III. Test using DRXV equipment

1. Sample preparation: 50-200 kg of calcined kaolinite
2. Data collection: First, classify the sample to separate white kaolinite and non-white mixed stone samples. Samples with white exterior and mixed stone inside are identified by breaking the particles apart. Then, obtain X-ray images and industrial camera images
2. Sorting modeling: Develop a sorting model using X-ray imaging and a sorting model using X-ray imaging + industrial camera image fusion
3. Sorting tests: Conduct multiple sorting tests and refine the model and parameters based on the sorting results. Finally, generate sorting results samples, including X-ray image sorting and X-ray image + industrial camera image fusion sorting (including white kaolinite and non-white mixed stone, respectively)
4. Sorting verification: All sorted samples are broken open and inspected again to verify the sorting results. This will determine whether the sorting model parameters can be improved.

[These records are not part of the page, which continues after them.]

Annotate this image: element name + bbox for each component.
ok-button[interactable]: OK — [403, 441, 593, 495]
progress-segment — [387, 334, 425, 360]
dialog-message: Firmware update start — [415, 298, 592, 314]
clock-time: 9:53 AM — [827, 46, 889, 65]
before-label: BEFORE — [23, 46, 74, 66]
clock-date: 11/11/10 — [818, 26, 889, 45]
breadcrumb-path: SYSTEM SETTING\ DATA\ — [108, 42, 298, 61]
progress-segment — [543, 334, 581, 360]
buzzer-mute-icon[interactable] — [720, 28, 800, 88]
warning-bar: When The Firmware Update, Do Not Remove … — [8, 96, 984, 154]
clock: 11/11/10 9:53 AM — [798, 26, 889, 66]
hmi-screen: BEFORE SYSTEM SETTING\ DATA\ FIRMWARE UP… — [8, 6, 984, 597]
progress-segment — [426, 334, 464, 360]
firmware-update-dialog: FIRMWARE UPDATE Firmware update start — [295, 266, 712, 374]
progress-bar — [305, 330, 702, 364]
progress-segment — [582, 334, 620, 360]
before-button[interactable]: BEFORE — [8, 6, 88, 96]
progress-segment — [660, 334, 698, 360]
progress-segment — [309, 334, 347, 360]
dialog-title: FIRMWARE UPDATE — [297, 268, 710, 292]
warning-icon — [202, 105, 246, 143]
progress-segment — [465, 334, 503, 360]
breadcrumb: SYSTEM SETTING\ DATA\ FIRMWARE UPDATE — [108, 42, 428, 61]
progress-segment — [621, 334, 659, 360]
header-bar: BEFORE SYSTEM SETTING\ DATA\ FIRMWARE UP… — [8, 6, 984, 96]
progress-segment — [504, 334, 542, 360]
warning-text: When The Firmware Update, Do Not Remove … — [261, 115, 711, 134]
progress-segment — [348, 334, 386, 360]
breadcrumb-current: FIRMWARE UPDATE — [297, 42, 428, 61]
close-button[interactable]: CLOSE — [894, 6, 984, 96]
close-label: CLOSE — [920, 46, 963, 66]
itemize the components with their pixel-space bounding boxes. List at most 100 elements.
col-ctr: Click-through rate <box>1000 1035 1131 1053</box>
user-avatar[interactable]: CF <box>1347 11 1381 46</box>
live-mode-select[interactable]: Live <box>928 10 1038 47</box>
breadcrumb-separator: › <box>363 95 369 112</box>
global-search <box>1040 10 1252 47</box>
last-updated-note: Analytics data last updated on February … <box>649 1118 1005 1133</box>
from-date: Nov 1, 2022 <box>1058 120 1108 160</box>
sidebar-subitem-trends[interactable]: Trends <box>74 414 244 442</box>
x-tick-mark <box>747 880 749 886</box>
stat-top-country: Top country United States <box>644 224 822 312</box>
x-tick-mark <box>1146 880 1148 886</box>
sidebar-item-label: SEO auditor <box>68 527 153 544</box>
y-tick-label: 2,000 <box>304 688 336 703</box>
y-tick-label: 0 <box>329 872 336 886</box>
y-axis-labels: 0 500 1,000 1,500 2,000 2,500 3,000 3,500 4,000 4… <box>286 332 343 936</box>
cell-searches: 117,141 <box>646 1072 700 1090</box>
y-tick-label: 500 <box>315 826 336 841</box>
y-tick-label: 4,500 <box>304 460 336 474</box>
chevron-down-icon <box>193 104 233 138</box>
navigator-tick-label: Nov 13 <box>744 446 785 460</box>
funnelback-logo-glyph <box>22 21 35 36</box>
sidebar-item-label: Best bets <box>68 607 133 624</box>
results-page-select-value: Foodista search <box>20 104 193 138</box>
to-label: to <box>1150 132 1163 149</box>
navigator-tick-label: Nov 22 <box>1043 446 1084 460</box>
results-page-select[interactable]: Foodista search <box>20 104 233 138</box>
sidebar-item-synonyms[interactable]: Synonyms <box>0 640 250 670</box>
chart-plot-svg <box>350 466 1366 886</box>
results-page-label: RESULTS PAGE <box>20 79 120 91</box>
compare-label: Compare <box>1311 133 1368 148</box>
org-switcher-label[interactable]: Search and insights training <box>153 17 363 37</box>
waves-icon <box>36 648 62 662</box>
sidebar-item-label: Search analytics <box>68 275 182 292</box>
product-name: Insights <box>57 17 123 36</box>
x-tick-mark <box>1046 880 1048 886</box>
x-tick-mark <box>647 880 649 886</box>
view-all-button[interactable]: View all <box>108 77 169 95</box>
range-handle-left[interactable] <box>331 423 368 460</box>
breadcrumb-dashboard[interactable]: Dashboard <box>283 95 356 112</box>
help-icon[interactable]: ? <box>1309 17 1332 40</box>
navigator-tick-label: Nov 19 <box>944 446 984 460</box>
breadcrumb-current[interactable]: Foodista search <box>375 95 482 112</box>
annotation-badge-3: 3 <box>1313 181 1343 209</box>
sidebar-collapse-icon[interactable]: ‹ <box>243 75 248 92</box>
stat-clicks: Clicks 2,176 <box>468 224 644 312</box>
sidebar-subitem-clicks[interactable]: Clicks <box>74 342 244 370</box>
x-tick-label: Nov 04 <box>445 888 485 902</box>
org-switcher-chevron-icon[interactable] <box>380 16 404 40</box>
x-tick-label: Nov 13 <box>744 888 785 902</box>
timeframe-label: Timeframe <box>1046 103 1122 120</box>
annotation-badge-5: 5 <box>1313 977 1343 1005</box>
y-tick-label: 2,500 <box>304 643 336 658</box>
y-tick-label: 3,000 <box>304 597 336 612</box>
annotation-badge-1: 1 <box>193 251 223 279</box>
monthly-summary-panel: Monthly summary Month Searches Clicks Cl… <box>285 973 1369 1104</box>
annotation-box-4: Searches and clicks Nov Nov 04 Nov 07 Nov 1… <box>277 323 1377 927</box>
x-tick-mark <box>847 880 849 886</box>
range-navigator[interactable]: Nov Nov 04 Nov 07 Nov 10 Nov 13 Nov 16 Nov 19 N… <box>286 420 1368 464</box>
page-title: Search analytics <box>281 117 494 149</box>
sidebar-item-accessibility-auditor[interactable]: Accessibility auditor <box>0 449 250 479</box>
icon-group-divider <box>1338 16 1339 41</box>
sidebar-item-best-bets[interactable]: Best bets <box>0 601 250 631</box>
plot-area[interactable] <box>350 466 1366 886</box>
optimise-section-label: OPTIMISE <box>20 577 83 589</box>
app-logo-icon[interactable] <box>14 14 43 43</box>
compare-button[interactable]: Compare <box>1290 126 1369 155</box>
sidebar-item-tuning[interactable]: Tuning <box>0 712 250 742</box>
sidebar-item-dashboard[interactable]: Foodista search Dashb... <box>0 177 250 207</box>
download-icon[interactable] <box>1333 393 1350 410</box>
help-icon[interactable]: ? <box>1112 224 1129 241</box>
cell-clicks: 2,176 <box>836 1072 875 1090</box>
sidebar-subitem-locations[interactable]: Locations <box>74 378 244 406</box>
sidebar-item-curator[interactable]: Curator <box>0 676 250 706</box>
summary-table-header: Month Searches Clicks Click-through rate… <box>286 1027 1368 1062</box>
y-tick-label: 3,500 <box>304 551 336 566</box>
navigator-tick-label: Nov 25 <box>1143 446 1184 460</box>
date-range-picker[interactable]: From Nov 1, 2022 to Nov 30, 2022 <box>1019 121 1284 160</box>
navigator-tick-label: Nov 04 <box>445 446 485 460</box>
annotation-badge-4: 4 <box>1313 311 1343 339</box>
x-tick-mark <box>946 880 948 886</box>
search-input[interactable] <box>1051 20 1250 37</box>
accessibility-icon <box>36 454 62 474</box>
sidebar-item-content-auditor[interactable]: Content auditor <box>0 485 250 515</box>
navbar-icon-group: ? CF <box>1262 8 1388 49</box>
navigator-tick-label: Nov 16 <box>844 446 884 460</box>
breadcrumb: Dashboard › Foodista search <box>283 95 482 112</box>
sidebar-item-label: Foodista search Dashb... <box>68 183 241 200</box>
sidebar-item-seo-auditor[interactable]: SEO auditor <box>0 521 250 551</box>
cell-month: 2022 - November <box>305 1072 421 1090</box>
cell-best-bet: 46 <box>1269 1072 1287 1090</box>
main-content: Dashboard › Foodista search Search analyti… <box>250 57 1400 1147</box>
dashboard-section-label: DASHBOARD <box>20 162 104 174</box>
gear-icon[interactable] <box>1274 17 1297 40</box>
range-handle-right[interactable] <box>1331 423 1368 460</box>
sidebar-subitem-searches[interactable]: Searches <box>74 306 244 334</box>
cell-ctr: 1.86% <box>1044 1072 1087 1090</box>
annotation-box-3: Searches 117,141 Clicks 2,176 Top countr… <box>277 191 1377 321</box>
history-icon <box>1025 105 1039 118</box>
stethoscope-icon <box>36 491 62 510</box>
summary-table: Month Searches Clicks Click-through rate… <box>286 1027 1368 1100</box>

If so, further sorting tests and verification are conducted to finalize the model parameters
Also, if sorting by whiteness grade is required, samples are selected at different whiteness grades, images are acquired, and sorting parameters are proposed. Sorting tests are then conducted to finalize the model parameters for sorting by whiteness grade.

IV. Sorting process using DRXV equipment

1. High whiteness kaolinite sorting
Calcination (particles over 350mm require a pre-crusher and vibrating screen) → Particle size 20-350mm → X-ray imaging + industrial camera image recognition → High-pressure gas injection to select high-whiteness kaolinite
2. Sorting by whiteness grade
White kaolinite → X-ray imaging + industrial camera image recognition → High-pressure gas injection to select kaolinite of the required whiteness grade

V. Test case reference

Datong Jinyuan Kaolin Co., Ltd.
• Remove impurities and select white kaolinite
• Select kaolinite of different whiteness grades by grade

VI. Conclusion

DRXV intelligent mineral sorting equipment uses X-ray + industrial camera image fusion recognition technology to remove the debris in the calcined kaolinite, especially the gangue that is white on the outside and mixed on the inside, and sort out the high-whiteness kaolinite. It can also be graded according to the whiteness. If necessary, it can use DRXV intelligent mineral sorting equipment to sort for coal kaolinite raw materials before calcination, remove high-density and low-density miscellaneous stones and non-kaolinite materials, improve the purity of kaolinite raw materials, reduce the calcination task and the sorting workload after calcination, so as to reduce costs and improve production efficiency and benefits.